I hate to hit my dear readers over the head with such a vengeful and self-serving statement, but I want to ensure that I include as many searchable terms here as possible, such as: "art theft", "painting stolen", "not safe for an art show", "manager of the Lower Depths is an oily troll scumbag". And in case you're better with pictures than words, this is the place:



Faithful VTKids may remember that I had a showing of my baseball paintings at Bukowski Tavern in Inman Square earlier this summer. That show went quite well - I sold four paintings, the manager couldn't have been better to deal with, and the owner had a message conveyed to me to contact her other bar, The Lower Depths Tap Room, about having a show of the baseball paintings there. It sounded like an ideal situation, since it's a couple blocks from Fenway in Kenmore Square. Earlier this year, I'd been frustrated to find out that that neighborhood is off-limits to street vendors - a fact that derailed my plans to walk around and sell the very same baseball paintings to the roving Fenway Faithful. As for the bar, I was concerned about possible drunk college kid theft, but it seemed like a decent gamble considering the potential sales to suburban, spendy, day-in-the-city, drunk, impulse buyers. If one got stolen, it would hopefully only be after a few sales and then I'd simply take the show down and cut my losses, as they say.

Now, if I were to come up with a comic book caricature of the worst person for an artist to deal with, I could not have done better than the oily incompetent troll that bears the title of manager of the Lower Depths. And I couldn't have conjured a better wanker of a sidekick than his smarmy bartender. Maybe they resented the show being pushed on them by ownership and responded by doing the bare minimum in working with me. Maybe they don't like artists and wish they were a more standard sports bar. Dunno. What I du no is that it was clear that they were not going to do one percent more than necessary in the arrangement or management of this show. Despite the show being solicited by the owner, I had to call repeatedly, week after week, and bike out of my way to the place twice to meet with them, before even getting a time frame and confirmation of the show. This is a pain in the ass under normal circumstances, but becomes a real pain in the ass when you have to postpone other shows in order to wait on the coveted baseball season Fenway show.

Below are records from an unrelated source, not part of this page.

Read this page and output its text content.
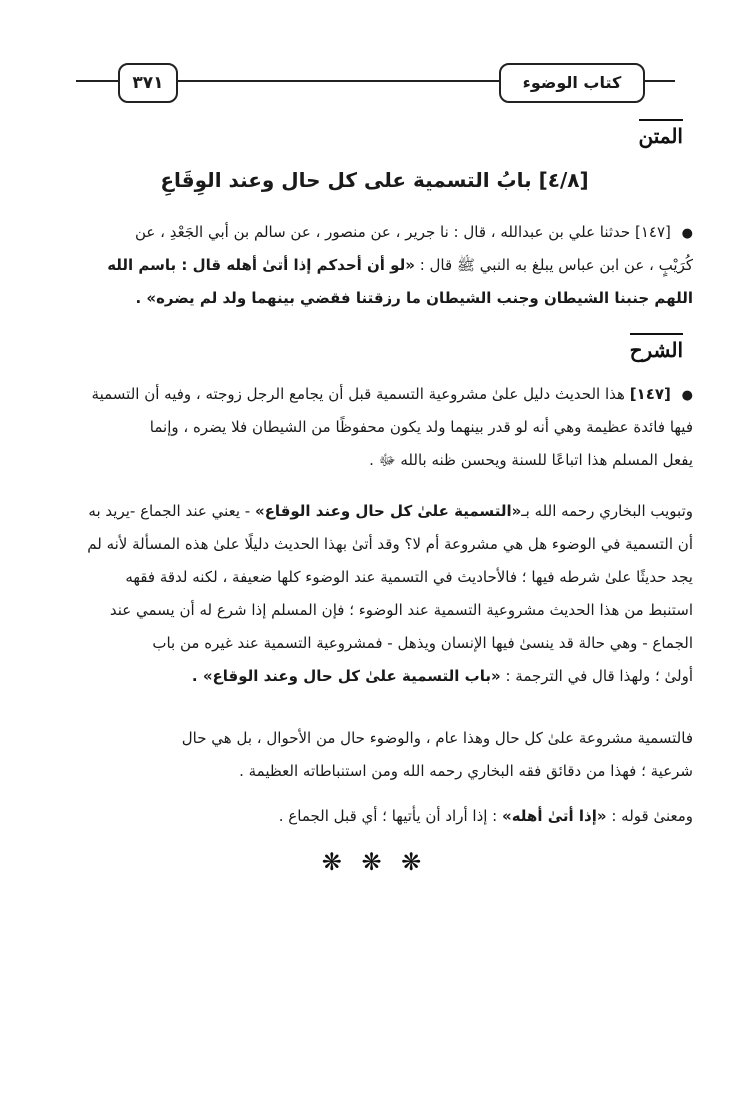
٣٧١	كتاب الوضوء
المتن
[٤/٨] بابُ التسمية على كل حال وعند الوِقَاعِ
● [١٤٧] حدثنا علي بن عبدالله ، قال : نا جرير ، عن منصور ، عن سالم بن أبي الجَعْدِ ، عن
كُرَيْبٍ ، عن ابن عباس يبلغ به النبي ﷺ قال : «لو أن أحدكم إذا أتىٰ أهله قال : باسم الله
اللهم جنبنا الشيطان وجنب الشيطان ما رزقتنا فقضي بينهما ولد لم يضره» .
الشرح
● [١٤٧] هذا الحديث دليل علىٰ مشروعية التسمية قبل أن يجامع الرجل زوجته ، وفيه أن التسمية
فيها فائدة عظيمة وهي أنه لو قدر بينهما ولد يكون محفوظًا من الشيطان فلا يضره ، وإنما
يفعل المسلم هذا اتباعًا للسنة ويحسن ظنه بالله ﷻ .
وتبويب البخاري رحمه الله بـ«التسمية علىٰ كل حال وعند الوقاع» - يعني عند الجماع -يريد به
أن التسمية في الوضوء هل هي مشروعة أم لا؟ وقد أتىٰ بهذا الحديث دليلًا علىٰ هذه المسألة لأنه لم
يجد حديثًا علىٰ شرطه فيها ؛ فالأحاديث في التسمية عند الوضوء كلها ضعيفة ، لكنه لدقة فقهه
استنبط من هذا الحديث مشروعية التسمية عند الوضوء ؛ فإن المسلم إذا شرع له أن يسمي عند
الجماع - وهي حالة قد ينسىٰ فيها الإنسان ويذهل - فمشروعية التسمية عند غيره من باب
أولىٰ ؛ ولهذا قال في الترجمة : «باب التسمية علىٰ كل حال وعند الوقاع» .
فالتسمية مشروعة علىٰ كل حال وهذا عام ، والوضوء حال من الأحوال ، بل هي حال
شرعية ؛ فهذا من دقائق فقه البخاري رحمه الله ومن استنباطاته العظيمة .
ومعنىٰ قوله : «إذا أتىٰ أهله» : إذا أراد أن يأتيها ؛ أي قبل الجماع .
❋ ❋ ❋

I inquired about the theft issue and Oily Troll and Wank McWankerstein both told me that the place was patronized by more grad students than undergrads and they'd never had a painting stolen. They made it sound like the atmosphere found in both Bukowski Taverns, which are inhabited by a mostly non-thieving crowd.

On the day of the show, I dropped the paintings off in a rush since I was illegally parked and needed to get the zipcar back. When I told this to the bartender, whom I'd met twice before, and said I'd be right back, he motioned for me to hold up while he finished his phone call. He talked for two minutes and then waved me on, without hanging up, talking to me, or moving from behind the bar. When I returned on bike to hang the paintings and put up the price/info tags, he told me that I couldn't hang the tags, that the owner "didn't want it to seem like a gallery". This almost certainly allowed the thief to think they were stealing from the bar, rather than stealing from the artist. He told me he'd keep a price list behind the bar.

When the painting (pictured here) did get stolen, the Oily Troll couldn't have cared less. Really. I'm trying to envision a scenario in which it could be said that they cared less. I can't. They didn't even contact me to let me know. I happened to drop by because I found out that they were not telling people the prices and instead telling them to email me (not great if you're going for that day-at-the-game, drunk, impulse sales). When I asked him about the missing painting, the oily troll acted aggressive/defensive, like I was being a primadonna, and like it was just one of those things. He said he was going to contact me at some point. He seemed to be trying to manage my reaction and to convey that I had no right to be upset about it. When I asked him if there was somewhere we could store them until I got back later, he asked why. Because my art was stolen, dickhead, and I'm not hanging them here anymore. He refused to store them and said I would have to leave them on the wall until I got back.

Oddly, the real salt in the wound is the fact that I acted like a consummate professional throughout the whole experience. I mean, you want to be an unprofessional, obnoxious dickhead? I can do that. I'm really fucking good at that. But I held back. This anger management stuff is bullshit. *Walking away from bar, fuming, thinking about how I'm going to update my facebook status*

4 comments:

Brian said...

I've been there after a game once. Plenty of other options in the area (Cambridge one, Audubon) that lack trolls. One and done for me.

Dan said...

Good man.

Kevin said...

Been there once too with Brian. One and done for me too. What a suckhole.

Dan said...

The good news is that the people at the Bukowskis have been great, so those fine establishments are AOK in the VTK Book.